Rosada Granados also discussed the role of chief military commissioners. They served as military intelligence agents, exercising supervision and control over other military commissioners, supervising a network of collaborators and informants, and exercising authority over the civil defense patrols (PACs). They also oversaw the transfer of detainees to other military bases, and the work of women at the military base. The military commissioners and the soldiers “had hunger” for the women, he stated. They were told that they had control over the women, who they referred to as “available meat” (“carne disponible”) and that they should “have fun.”

Defense counsel Ismael García asked who was in charge at Sepur Zarco. Rosada Granados said he did not know, “Only the minister of defense could tell us who the commanding officers were.” (In 1981-82 that would have been Benedicto Lucas García; after March 1982 it was Efraín Ríos Montt.) He asked if there was a guerrilla presence in Sepur Zarco. Rosada Granados stated that the area was not registered as a conflict zone, and there was no guerrilla presence in the area. Defense counsel Fidencia Orozco asked why, if there was no insurgent presence, was there a military base in Sepur Zarco? The expert responded that the location of any military base was to provide support in whatever was necessary for larger military operations; they were not placed in response to insurgent presence. They were placed to anticipate and in some ways prevent insurgent incursions. They are instrument of prevention, and to establish territorial control. The judges disallowed several other questions for being outside the witness’s scope of expertise.

The day ended with two prerecorded testimonies given by victims in 2012, María Ba and Manuela Ba.

Maria Ba said that soldiers dressed in army fatigues surrounded her house and took her husband away early one morning in 1982. She said they took him and her two sons, Santiago and Pedro Cac Ba, to Tinajas military base. They took them along with several others, around 18 men, including Francisco Chun. The military commissioner was Juan San, she said; San had pointed out the homes of the leaders and the individuals to be taken away by soldiers. (San is not among the accused in the current case).  Ba said that the soldiers burned down her house and her belongings, including her clothes, and took her to the Sepur Zarco military base, where she was forced to stay for six months to cook and wash the soldiers’ clothes. She stated that the military commissioner Juan San forced her to go to the military base. She feared that they were going to kill her and her remaining six children. During this period, she was raped repeatedly and suffered a miscarriage. “They raped me,” she said. “I was crying. I could not think of anything. They hit me with a gun, threw me on the bed, pointing the gun on my chest.” Ba said she recalled the names of two other military commissioners: Andres Caal and Miguel Angel (also not among the accused in this case).

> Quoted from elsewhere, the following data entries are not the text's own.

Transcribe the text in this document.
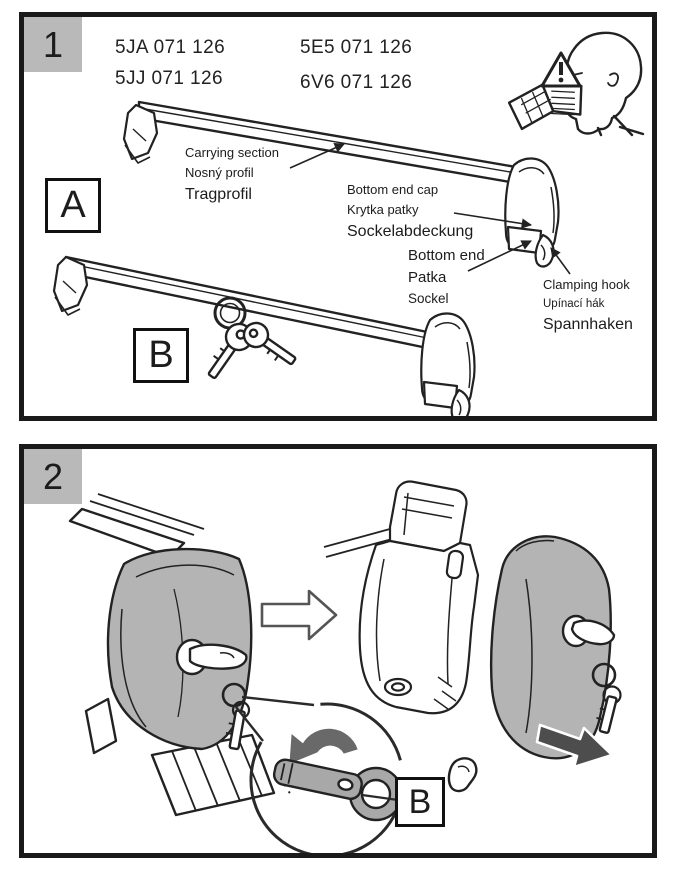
1	5JA 071 126
5JJ 071 126
5E5 071 126
6V6 071 126
A
B
Carrying section
Nosný profil
Tragprofil	Bottom end cap
Krytka patky
Sockelabdeckung
Bottom end
Patka
Sockel
Clamping hook
Upínací hák
Spannhaken
2
B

The second victim, Manuela Ba, provided a similar account of the facts. Her husband was one of the community leaders organizing to recover the community’s lands. He was detained by soldiers on April 25, 1982 and has been missing ever since. She accused a soldier, Marcelino Caal, of raping her. (He is not among the accused in the case.) Ba stated that Military Commissioner Andrés Caal forced her to participate in civil defense patrols. She said that she worked for more than six years cooking and washing the soldiers’ clothes.

“Every time I would go to the military base Marcelino would rape me, and others would crowd around to watch,” she said. The soldiers would say to her in Q’eqchi’: “No one is going to ask about you. You are going to stay right here forever.”

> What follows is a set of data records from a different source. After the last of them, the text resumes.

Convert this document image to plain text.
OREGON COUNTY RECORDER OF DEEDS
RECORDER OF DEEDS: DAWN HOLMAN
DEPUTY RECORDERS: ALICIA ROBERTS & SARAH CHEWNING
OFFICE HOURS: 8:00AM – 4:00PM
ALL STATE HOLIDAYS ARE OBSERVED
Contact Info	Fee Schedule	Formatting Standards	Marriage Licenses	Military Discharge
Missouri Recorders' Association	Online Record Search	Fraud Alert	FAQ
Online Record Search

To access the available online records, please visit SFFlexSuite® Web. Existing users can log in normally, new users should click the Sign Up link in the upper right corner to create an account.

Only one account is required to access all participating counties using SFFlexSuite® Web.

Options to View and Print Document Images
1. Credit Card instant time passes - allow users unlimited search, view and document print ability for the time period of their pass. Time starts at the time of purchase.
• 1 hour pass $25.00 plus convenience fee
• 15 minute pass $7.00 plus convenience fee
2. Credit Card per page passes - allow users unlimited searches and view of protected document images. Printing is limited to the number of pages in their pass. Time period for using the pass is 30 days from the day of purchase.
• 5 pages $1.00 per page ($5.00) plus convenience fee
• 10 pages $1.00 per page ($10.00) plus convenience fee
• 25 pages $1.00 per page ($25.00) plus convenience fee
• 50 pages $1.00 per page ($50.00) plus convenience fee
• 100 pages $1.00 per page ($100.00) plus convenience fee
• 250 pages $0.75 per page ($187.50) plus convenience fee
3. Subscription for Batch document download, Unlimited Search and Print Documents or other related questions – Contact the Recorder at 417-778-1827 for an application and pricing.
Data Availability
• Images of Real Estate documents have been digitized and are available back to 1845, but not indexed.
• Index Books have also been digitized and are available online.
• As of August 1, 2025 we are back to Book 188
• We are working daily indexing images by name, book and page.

She also says that when she and the other women would go to the river to wash the clothes, other soldiers would rape them. She testified that she received a monthly injection to prevent pregnancy and saw how other women in the military base received these injections.

Jo-Marie Burt is an associate professor of political science and director of Latin American Studies at George Mason University. She is also a Senior Fellow at the Washington Office on Latin America (WOLA). Paulo Estrada contributed to the research and writing of this post.